While there were stories about O’Hara being scared off by notoriously volatile SNL head writer Michael O’Donoghue, she dismissed those rumors as “B.S.” during a 2024 interview with People. Instead, O’Hara revealed that she decided against taking a job at SNL out of loyalty to SCTV.
“Our producer would get a deal with a network, and we’d have a show for a season or two, and then that deal would go away. There’d be a break, then we’d do the show again,” she explained. “I got asked to be on Saturday Night Live. And of course I said yes. Who doesn’t want to do that?’”
However, O’Hara ultimately backed out of a potential place in the Saturday Night Live season 6 cast alongside Eddie Murphy when SCTV was picked up for another season.
“Yeah, not cool to take a job and leave it. You know what I mean?” she admitted, before adding, “It all worked out the way it was supposed to.”
That decision certainly worked out for O’Hara because she won her first Emmy Award for Outstanding Writing for a Variety Series in 1982 for her work on SCTV. (O’Hara received her second Emmy nearly 40 years later, this time in the Outstanding Lead Actress in a Comedy Series category for Schitt’s Creek.)
O’Hara did eventually host Saturday Night Live on two occasions, first in April 1991 and then again on Halloween night in 1992.
She forged a legacy as one of Canada’s most successful comedy exports with starring roles in Home Alone, Beetlejuice, The Nightmare Before Christmas and Best in Show. In 2025, she received Emmy nominations in both drama and comedy categories for her work on The Last of Us and The Studio, respectively.
O’Hara was reportedly filming the second season of Apple TV+’s The Studio until shortly before her death.
“Really don’t know what to say,” The Studio cocreator Seth Rogen admitted via Instagram on Friday. “I told O’Hara when I first met her I thought she was the funniest person I’d ever had the pleasure of watching on screen. Home Alone was the movie that made me want to make movies.”

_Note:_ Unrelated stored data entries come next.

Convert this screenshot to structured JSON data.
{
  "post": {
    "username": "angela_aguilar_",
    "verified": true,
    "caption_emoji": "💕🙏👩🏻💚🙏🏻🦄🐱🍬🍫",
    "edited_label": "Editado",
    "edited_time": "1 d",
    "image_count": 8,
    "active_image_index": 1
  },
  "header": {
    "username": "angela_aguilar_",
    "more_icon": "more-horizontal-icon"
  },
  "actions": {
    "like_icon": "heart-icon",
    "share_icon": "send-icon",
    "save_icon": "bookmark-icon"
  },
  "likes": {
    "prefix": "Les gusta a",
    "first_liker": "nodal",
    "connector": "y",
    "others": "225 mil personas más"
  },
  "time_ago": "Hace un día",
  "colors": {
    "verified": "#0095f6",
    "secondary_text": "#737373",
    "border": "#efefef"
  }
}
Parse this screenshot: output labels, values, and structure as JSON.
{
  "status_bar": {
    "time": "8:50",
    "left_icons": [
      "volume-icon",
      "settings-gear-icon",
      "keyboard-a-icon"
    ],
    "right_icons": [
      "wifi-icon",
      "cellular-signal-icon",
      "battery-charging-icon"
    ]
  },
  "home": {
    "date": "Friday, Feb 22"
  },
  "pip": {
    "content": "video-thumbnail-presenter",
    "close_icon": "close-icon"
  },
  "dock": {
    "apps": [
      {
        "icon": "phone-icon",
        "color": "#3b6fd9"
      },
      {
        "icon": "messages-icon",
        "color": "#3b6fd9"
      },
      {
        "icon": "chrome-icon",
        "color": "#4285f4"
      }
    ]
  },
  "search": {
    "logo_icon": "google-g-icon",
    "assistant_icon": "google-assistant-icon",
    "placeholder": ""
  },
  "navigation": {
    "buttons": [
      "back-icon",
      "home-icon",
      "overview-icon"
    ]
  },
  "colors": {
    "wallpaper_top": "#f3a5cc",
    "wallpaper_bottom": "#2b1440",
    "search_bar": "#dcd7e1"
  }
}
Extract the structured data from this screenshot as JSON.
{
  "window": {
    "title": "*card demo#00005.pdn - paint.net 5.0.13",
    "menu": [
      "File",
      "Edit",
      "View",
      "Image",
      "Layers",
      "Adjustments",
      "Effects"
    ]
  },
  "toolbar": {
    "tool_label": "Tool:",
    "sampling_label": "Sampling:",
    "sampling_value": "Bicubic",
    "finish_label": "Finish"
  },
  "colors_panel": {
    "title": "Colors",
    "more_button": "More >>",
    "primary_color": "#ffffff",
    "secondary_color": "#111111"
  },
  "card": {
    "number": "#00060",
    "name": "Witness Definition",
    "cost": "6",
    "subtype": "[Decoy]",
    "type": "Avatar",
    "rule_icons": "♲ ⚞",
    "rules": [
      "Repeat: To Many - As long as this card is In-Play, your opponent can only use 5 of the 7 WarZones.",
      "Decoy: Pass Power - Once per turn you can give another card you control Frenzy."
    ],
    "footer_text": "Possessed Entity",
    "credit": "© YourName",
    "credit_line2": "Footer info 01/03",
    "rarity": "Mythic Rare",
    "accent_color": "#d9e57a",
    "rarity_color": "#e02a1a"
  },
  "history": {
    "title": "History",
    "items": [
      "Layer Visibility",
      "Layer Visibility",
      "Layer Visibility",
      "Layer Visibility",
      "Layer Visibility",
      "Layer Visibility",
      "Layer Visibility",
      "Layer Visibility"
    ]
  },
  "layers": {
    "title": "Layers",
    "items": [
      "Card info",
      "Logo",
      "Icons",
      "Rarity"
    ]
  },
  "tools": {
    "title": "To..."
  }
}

Rogen, 43, went on, “Getting to work with her was a true honour. She was hysterical, kind, intuitive, generous… she made me want to make our show good enough to be worthy of her presence in it. This is just devastating. We’re all lucky we got to live in a world with her in it.”
Many of O’Hara’s contemporaries and fans — including The Last of Us costar Pedro Pascal, Home Alone castmate Macaulay Culkin, comedian Amy Schumer and late-night host Andy Cohen — have all shared their own remembrances of the comedy icon since news broke of her death on Friday.
Saturday Night Live airs on NBC Saturdays at 11:30 p.m. ET.